Many people suffer under the illusion that a short sale is the ultimate means to escape a bad credit report. In reality, nothing could be further from the truth. Short sales, though they may save you from the stigma attached to foreclosure, will still damage your credit and make you a liability to new creditors for years to come.
Creditors don’t mince numbers or words with your credit history
Creditors are a notoriously tight bunch. If you consider the fact that you can cross mountain ranges, jurisdictions and, in some cases, move internationally and not escape a bad credit score, these guys mean business. There are several events on your FICO score that all spell creditor trouble in the same way: serious delinquency, collection filed and derogatory public record. All three tell the creditor that you failed to pay as promised. Short sales are typically recorded as a derogatory public record.

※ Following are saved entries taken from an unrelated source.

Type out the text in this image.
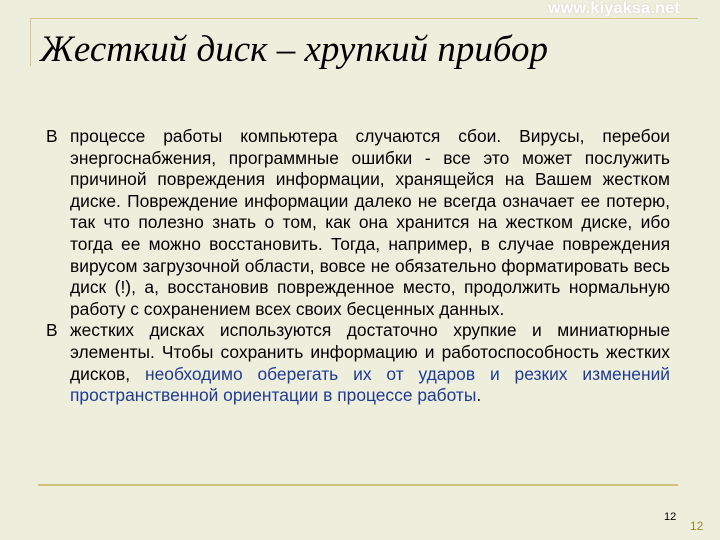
www.kiyaksa.net
Жесткий диск – хрупкий прибор

В процессе работы компьютера случаются сбои. Вирусы, перебои энергоснабжения, программные ошибки - все это может послужить причиной повреждения информации, хранящейся на Вашем жестком диске. Повреждение информации далеко не всегда означает ее потерю, так что полезно знать о том, как она хранится на жестком диске, ибо тогда ее можно восстановить. Тогда, например, в случае повреждения вирусом загрузочной области, вовсе не обязательно форматировать весь диск (!), а, восстановив поврежденное место, продолжить нормальную работу с сохранением всех своих бесценных данных.

В жестких дисках используются достаточно хрупкие и миниатюрные элементы. Чтобы сохранить информацию и работоспособность жестких дисков, необходимо оберегать их от ударов и резких изменений пространственной ориентации в процессе работы.

12
12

A short sale and foreclosure are the same in the eyes of creditors
Creditors, short sale or foreclosure, will still see you as someone who defaulted on their home loan—don’t expect credit miracles from your short sale. The silver lining to short selling is that it remains a blemish on your record for 2 years instead of the 5 that comes with foreclosure. Consider it a reduced punitive credit sentencing and move on.
Because the housing market remains in shambles, you may try to negotiate the kind of poor credit listing your bank ultimate reports. Occasionally, when the credit gods smile, your bank or creditor will agree to a lesser credit punishment so long as everyone gets what they want out of the short sale transaction.